The juggernaut assumes that dorm life is necessary for the “full college experience.” And never mind the quaint notion that you might save $50,000 or more by commuting to a college campus nearby. The full college experience perhaps somewhere involves a late-night heartfelt about British poets. But often it is a return to infancy, a process of getting your days and nights mixed up – going to bed at 4 a.m., rising somewhere around 3 in the afternoon for an early class. Every night is Saturday night. There’s usually a roommate with a live-in partner. You’ve got privacy guards that allow others to pay your bill but not see your grades.

This holy grail can be as far away from home as the juggernaut takes it, encouraging you to join the great, nationwide diaspora of young people convinced away from important relationships by programs, facilities, seminars, agendas, which may or may not have a direct impact on employability or happiness.
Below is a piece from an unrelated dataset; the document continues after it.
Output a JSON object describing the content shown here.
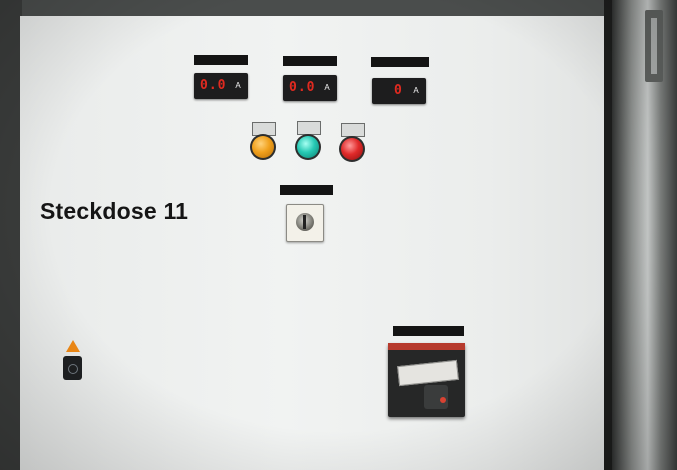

But hey – this is about you. Reinvent yourself. Start over. This is your four years. Kind of like a long spa vacation.

One mother/daughter team returning to speak at her former high school’s college night described the heartbreak they went through when it came time for the girl to move to her “perfect fit,” which was 6 hours away. “Am I the only person in this room who thinks this mother is crazy?” I wondered. Isn’t life hard enough already? There were a dozen excellent colleges within a stone’s throw. Give up the very things that make life worth living because of a major she may not have heard of a year ago?
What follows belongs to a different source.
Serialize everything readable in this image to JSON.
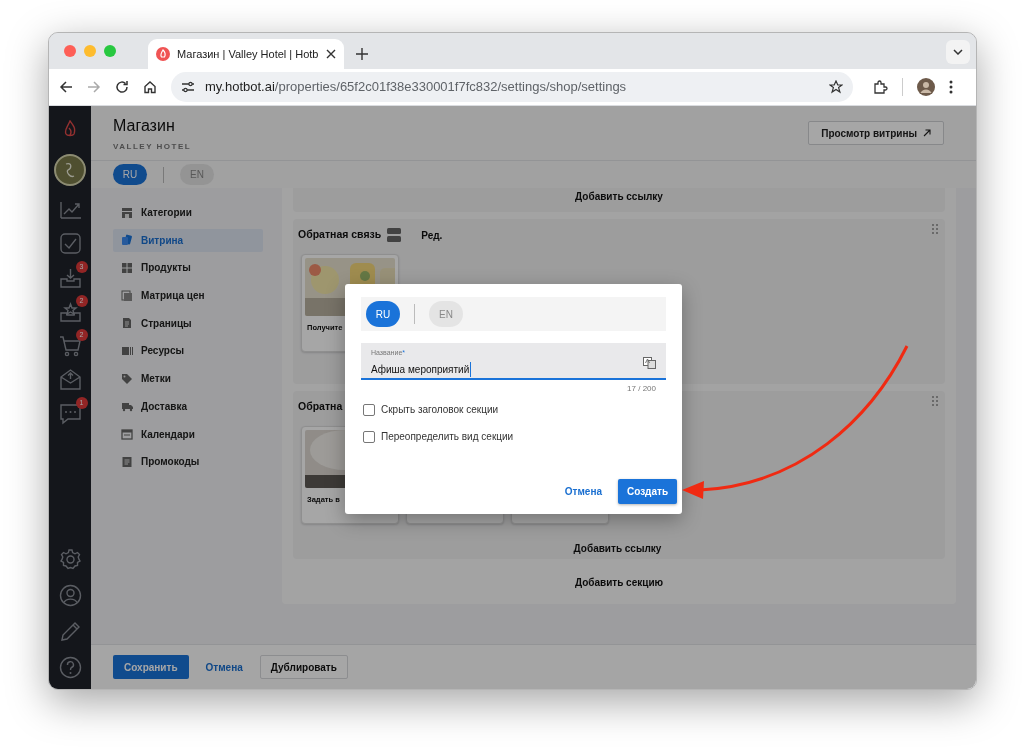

Sure, some kids may really need to make a break with home for reasons of money or curriculum. And sure, there may be the potential for personal growth. But growing up is bound to happen wherever you are, especially under real-life economic conditions. Perhaps a bit of this is about ego. My kid got wait listed at Super-Hyper-Selective U., so I win.

It’s impossible to describe to a 17 year-old what it’s like to have the world opened up for you by good educators, be they at the two-year college down the street or the Super U. But I wonder if, in a rush for the top, today’s “full college experience” might have become like the football program of an earlier time: Forget the concussion. Get in the game. Tough it out. You’ll be fine.